Sementara itu, tersangka EST berhasil diamankan di Terminal Madya Tarutung pada hari yang sama sekitar pukul 11.00 WIB saat diduga hendak melarikan diri. Kepada petugas, EST mengaku panik dan meninggalkan Bandara Silangit setelah melihat rekannya diamankan oleh petugas.
Dalam pemeriksaan awal, EST mengungkapkan bahwa dirinya bersama RAS berencana membawa narkotika tersebut ke Kalimantan melalui jalur penerbangan. Berdasarkan pengakuan tersebut, petugas segera berkoordinasi dengan pihak bandara untuk mengamankan bagasi milik EST yang telah lebih dahulu masuk ke area pemeriksaan.

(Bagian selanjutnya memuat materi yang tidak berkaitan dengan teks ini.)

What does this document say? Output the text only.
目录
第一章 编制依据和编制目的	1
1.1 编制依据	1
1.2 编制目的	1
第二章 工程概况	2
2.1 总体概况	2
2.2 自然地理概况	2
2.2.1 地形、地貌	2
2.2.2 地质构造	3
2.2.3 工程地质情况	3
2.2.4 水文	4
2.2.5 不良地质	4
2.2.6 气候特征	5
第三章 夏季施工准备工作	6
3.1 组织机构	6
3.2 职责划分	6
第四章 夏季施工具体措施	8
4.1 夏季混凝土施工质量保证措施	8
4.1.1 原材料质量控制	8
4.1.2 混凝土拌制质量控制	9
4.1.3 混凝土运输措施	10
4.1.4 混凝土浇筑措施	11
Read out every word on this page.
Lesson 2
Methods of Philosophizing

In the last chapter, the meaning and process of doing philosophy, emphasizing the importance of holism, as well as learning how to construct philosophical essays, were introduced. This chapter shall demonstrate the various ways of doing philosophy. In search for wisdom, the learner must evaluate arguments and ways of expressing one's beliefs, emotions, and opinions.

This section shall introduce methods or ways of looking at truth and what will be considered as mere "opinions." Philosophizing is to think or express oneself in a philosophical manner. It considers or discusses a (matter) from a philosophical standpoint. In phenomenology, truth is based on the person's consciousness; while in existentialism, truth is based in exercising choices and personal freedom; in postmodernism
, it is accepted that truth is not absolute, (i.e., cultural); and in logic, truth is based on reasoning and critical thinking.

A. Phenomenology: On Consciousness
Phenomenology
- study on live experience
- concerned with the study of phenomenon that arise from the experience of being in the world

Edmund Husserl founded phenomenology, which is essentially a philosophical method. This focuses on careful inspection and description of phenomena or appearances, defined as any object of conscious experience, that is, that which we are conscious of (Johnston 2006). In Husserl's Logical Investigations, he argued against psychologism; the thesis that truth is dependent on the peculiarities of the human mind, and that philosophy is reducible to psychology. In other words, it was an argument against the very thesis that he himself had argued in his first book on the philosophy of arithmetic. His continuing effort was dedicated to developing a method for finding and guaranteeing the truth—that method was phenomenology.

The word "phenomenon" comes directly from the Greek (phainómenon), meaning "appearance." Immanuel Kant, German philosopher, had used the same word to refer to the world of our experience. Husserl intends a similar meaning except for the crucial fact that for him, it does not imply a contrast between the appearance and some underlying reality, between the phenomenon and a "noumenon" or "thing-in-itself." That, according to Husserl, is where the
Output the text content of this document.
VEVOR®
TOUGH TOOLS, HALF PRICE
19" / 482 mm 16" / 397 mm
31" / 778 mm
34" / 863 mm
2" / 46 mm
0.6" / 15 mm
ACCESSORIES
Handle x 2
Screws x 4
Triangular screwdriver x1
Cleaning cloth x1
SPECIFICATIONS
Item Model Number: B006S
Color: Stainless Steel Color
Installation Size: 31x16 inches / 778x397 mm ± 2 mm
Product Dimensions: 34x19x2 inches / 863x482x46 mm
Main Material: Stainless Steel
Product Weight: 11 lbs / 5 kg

Dari dalam tas milik EST, petugas menemukan sabu dengan berat bruto 4.164 gram. Selain itu, turut disita 100 cartridge pod berbagai varian rasa yang diduga mengandung zat narkotika, delapan plastik kresek hitam, satu unit telepon genggam merek Realme, dan uang tunai sebesar Rp650.000.
Dengan demikian, total narkotika jenis sabu yang berhasil diamankan mencapai 8.429 gram atau sekitar 8,4 kilogram, belum termasuk ratusan cartridge pod yang masih akan menjalani pemeriksaan laboratorium lebih lanjut.
Kedua tersangka kemudian dibawa ke Polres Tapanuli Utara untuk menjalani pemeriksaan intensif. Dari hasil interogasi sementara, keduanya mengakui membawa narkotika tersebut dari Medan dan berencana mengirimkannya ke Kalimantan melalui Bandara Silangit.
Kasus ini masih terus dikembangkan oleh Sat Narkoba Polres Tapanuli Utara guna mengungkap jaringan yang lebih besar, termasuk pihak yang diduga menjadi pemasok maupun penerima barang haram tersebut.
Keberhasilan pengungkapan ini menjadi bukti kesigapan dan sinergi antara Polres Tapanuli Utara dengan petugas Bandara Silangit dalam menjaga wilayah Sumatera Utara dari peredaran gelap narkotika yang terus mengancam generasi bangsa.